As a cryptographic device
Mayan numerals are not a cipher in the strict sense — the table has been documented since colonial codices (16th century). But they pair beautifully with rank-based alphabet substitution:
- Apply A1Z26 to the plaintext:
CIPHE→03 09 16 08 05. - Turn each number into a Mayan glyph:
CIPHE→ 5 drawings of dots and bars.
The visual effect is instantly evocative of pre-Hispanic inscription.
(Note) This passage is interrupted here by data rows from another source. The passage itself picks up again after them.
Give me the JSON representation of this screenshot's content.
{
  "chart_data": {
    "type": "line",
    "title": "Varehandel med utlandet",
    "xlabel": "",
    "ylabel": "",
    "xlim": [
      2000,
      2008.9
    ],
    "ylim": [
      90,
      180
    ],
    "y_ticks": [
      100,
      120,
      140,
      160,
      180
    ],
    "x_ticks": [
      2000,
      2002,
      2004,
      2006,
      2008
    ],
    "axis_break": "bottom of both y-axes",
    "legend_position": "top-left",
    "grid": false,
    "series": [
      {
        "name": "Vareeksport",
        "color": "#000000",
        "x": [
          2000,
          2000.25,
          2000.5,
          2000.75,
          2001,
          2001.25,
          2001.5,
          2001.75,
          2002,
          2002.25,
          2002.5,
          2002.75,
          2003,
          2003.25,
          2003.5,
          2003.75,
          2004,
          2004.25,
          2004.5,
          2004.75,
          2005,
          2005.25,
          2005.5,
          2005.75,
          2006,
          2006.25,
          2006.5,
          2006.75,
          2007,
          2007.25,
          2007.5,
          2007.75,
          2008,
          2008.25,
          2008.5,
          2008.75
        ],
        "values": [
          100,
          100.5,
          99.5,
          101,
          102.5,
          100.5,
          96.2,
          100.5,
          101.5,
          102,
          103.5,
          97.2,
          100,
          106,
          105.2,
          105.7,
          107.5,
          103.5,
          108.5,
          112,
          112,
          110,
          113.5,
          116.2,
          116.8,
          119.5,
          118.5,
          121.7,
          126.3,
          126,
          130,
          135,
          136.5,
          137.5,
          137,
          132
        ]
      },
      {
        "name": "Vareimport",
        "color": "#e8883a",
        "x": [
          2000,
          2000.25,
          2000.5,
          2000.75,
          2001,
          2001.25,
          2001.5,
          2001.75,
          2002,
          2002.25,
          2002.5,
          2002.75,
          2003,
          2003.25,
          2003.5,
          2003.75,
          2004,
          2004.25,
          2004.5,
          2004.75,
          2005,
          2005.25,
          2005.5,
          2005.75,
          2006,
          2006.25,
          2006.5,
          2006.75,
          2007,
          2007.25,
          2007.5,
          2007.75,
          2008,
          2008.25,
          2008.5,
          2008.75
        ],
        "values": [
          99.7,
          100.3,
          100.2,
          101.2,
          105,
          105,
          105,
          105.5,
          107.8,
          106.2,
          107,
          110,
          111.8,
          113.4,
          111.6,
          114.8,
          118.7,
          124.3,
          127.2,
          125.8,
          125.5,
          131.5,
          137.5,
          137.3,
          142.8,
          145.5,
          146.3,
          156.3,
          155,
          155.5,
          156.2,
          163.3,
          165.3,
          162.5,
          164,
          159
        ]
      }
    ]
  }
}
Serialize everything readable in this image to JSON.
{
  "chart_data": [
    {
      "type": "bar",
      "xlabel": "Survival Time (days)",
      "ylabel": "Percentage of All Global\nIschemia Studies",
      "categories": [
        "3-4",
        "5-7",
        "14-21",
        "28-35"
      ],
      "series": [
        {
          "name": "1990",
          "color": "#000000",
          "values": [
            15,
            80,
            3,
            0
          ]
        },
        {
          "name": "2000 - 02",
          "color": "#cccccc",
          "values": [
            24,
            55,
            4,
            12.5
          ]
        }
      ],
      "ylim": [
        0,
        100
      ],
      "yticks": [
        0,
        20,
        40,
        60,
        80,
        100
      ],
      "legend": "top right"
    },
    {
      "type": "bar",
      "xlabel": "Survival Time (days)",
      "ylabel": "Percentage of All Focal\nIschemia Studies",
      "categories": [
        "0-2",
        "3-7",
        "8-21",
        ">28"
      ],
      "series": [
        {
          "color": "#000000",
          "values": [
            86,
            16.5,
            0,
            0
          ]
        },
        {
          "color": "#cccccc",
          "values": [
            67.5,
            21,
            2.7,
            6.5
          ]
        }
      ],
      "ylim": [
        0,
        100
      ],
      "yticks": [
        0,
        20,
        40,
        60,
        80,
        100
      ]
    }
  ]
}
A perfect fit for a puzzle themed around pre-Columbian civilisations or an Indiana Jones-style escape room.
Comparison with other numeral systems
| System | Base | Primitive symbols | Positional zero | Compactness |
|---|---|---|---|---|
| Roman | 10 | 7 (I V X L C D M) | No | Low |
| Mayan | 20 | 3 (• ━ 🜎) | Yes | Very good |
| Babylonian | 60 | 2 (nail, hook) | Late | Good |
| Hindu-Arabic | 10 | 10 (0 through 9) | Yes | Good |
| Cistercian | 10 | Combinatorial | No | Excellent (1 glyph) |
The Mayan system stands out for its high base + early zero + minimalist graphics — a rare combination in numeral history.
Legacy and rediscovery
- 16th century — Spanish missionaries (Bartolomé de las Casas, Diego de Landa) partially documented the system, often misinterpreting it.
- 19th century — gradual decipherment by Ernst Förstemann (1893) on the Dresden Codex.
- 20th century — full recognition as a sophisticated numeral system, studied in archaeomathematics programmes.
- 2012 — wave of popular interest around the “end of the Long Count” (a calendar reset, not an apocalyptic prophecy).